Oyunda aynı zamanda dairemizin balkonuna çıkarak buradan dışarı bakabiliyor, elimize aldığımız sigarayı burada istediğimiz şekilde yakabiliyor ve manzarayı bir bakış atarak eski günleri yad edebiliyoruz. Dolayısıyla burada yaptığımız hamlelerle beraber gerçekten de neler çektiğimizi doğrudan görebiliyor ve elimizden geleni yapmaya koyularak bu duygulardan kurtulmak istiyoruz. Elbette aşk hayatı boyunca yanlış kararlar verdiğimiz ve neler yaşadığımız konusunda da fikir sahibi olabildiğimizi yapımda burada Walter adlı karakterin neler yaşadığını doğrudan görebiliyor ve bu karakterin aşk hayatı boyunca nasıl bir yaşantı içerisine girdiğini deneyimlemek durumunda kalıyoruz.
Yaptığımız hamlelerle beraber gidişatına verebildiğimiz tüm duygularımızı bir karton kutuya sığdırabildiğimiz ve imkansız gibi görünen duyguları aşmaya çalıştığımız bu yapım, 20 Haziran tarihinde biz oyun severlerin karşısına çıkmaya hazırlanıyor.
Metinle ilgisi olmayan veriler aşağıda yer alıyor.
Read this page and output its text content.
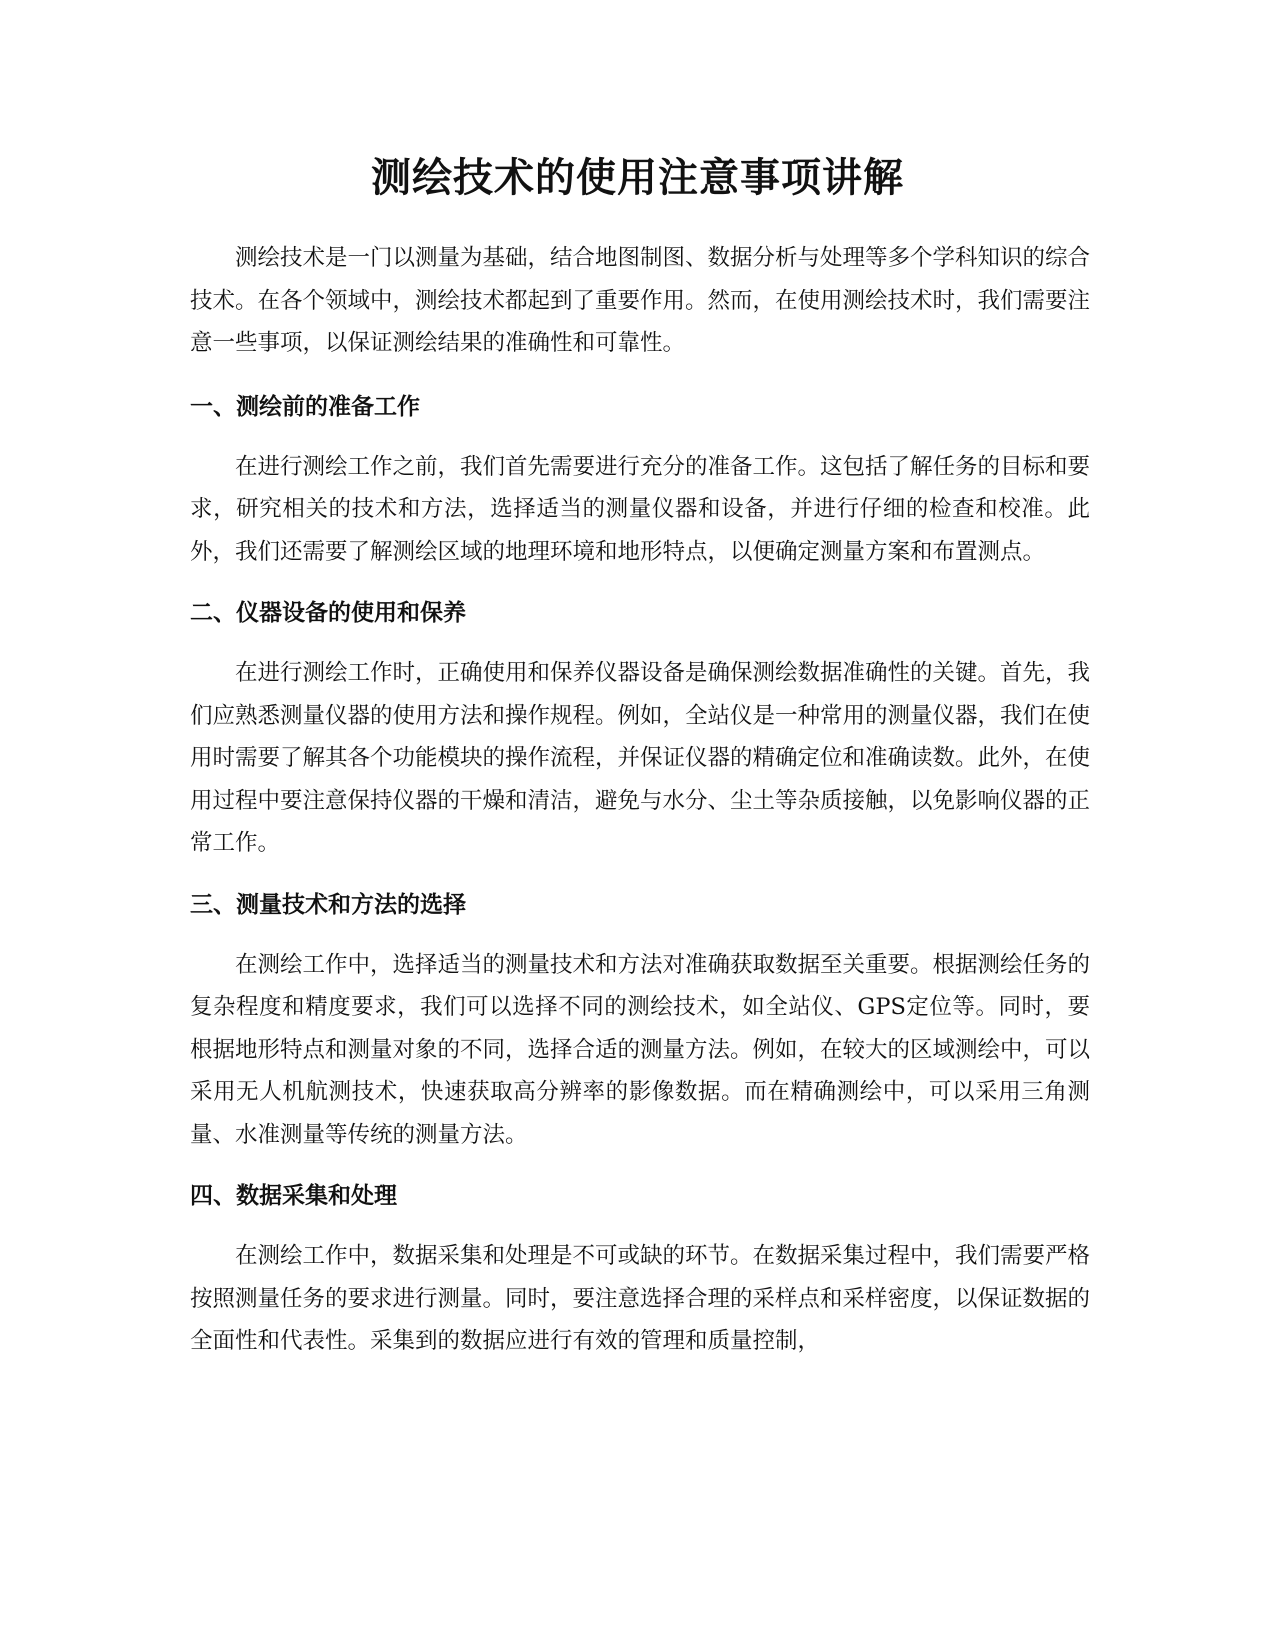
测绘技术的使用注意事项讲解

测绘技术是一门以测量为基础，结合地图制图、数据分析与处理等多个学科知识的综合技术。在各个领域中，测绘技术都起到了重要作用。然而，在使用测绘技术时，我们需要注意一些事项，以保证测绘结果的准确性和可靠性。

一、测绘前的准备工作

在进行测绘工作之前，我们首先需要进行充分的准备工作。这包括了解任务的目标和要求，研究相关的技术和方法，选择适当的测量仪器和设备，并进行仔细的检查和校准。此外，我们还需要了解测绘区域的地理环境和地形特点，以便确定测量方案和布置测点。

二、仪器设备的使用和保养

在进行测绘工作时，正确使用和保养仪器设备是确保测绘数据准确性的关键。首先，我们应熟悉测量仪器的使用方法和操作规程。例如，全站仪是一种常用的测量仪器，我们在使用时需要了解其各个功能模块的操作流程，并保证仪器的精确定位和准确读数。此外，在使用过程中要注意保持仪器的干燥和清洁，避免与水分、尘土等杂质接触，以免影响仪器的正常工作。

三、测量技术和方法的选择

在测绘工作中，选择适当的测量技术和方法对准确获取数据至关重要。根据测绘任务的复杂程度和精度要求，我们可以选择不同的测绘技术，如全站仪、GPS定位等。同时，要根据地形特点和测量对象的不同，选择合适的测量方法。例如，在较大的区域测绘中，可以采用无人机航测技术，快速获取高分辨率的影像数据。而在精确测绘中，可以采用三角测量、水准测量等传统的测量方法。

四、数据采集和处理

在测绘工作中，数据采集和处理是不可或缺的环节。在数据采集过程中，我们需要严格按照测量任务的要求进行测量。同时，要注意选择合理的采样点和采样密度，以保证数据的全面性和代表性。采集到的数据应进行有效的管理和质量控制，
Bir sonuca varmaya çalıştığımız ve bu sonuçların etkisiyle beraber ilerlemeye başladığımız yapımda şu anda Steam sayfası açık durumda ve dilerseniz Steam Sayfası üzerinden istek listenize ekleyebilir ve çıkış yaptığı gün bir bildirim alabilirsiniz. Bildiğiniz üzere istek listenize eklediğiniz oyunlar mail adresinize bir bildirim aracılığıyla geliyor ve böylece oyuna unutsanız bile haberdar olabiliyorsunuz. Dolayısıyla bu tarz oyunlardan hoşlanıyorsanız, bu oyuna bir göz atabilir ve bir şans verebilirsiniz.
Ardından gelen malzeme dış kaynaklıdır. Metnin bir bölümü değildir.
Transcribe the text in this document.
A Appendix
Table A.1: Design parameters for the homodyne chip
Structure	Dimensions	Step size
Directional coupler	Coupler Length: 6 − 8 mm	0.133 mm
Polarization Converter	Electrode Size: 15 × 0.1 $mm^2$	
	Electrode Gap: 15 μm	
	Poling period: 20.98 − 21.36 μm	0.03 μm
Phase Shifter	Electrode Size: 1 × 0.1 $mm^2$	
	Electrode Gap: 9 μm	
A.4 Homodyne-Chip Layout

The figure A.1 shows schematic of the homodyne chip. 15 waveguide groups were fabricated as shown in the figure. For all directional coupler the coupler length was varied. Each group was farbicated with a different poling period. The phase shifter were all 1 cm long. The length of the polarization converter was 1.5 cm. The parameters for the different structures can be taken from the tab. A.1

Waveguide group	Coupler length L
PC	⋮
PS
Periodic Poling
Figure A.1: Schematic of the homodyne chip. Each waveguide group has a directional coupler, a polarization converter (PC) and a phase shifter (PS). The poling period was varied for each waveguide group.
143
Karanlık bir atmosferde geçen ve çeşitli seçimlerle şekillendirilebilen bir yapının sunulduğu bu oyunda, kaybedilen bir aşk hikayesiyle karşı karşıya kalıyoruz. Bağımsız bir geliştirici tarafından sunulan içerik, sürükleyici bir hikaye anlatımı vadediyor. Oyuncular, grafik ve animasyon beklentilerini dengeli bir şekilde düşürmeleri öneriliyor. Hikaye, kaybedilen bir aşk teması üzerine odaklanarak, geçmişin hayaletlerini keşfetmeye çalışıyor.
Oyuncular, aşkın getirdiği acı ve ıstırapla başa çıkarken, evdeki nesnelerle etkileşime girerek geçmişte yaşananları yeniden canlandırma fırsatına sahip durumda. Duygusal bir yüke sahip olan hikaye, oyuncuların seçimleriyle gidişatı etkileme ve araştırma yapma imkanı sunuyor. Keskin duygularla başa çıkmak zorunda kalan karakterimiz, oyuncuların duygusal deneyimlerini ön plana çıkarıyor ve karakterin iç dünyasını keşfetmeyi amaçlıyor. Oyunun amacı, karakterin duygusal yolculuğunu vurgulamak ve ana karakterimizin yaşadıklarını hissettirmek.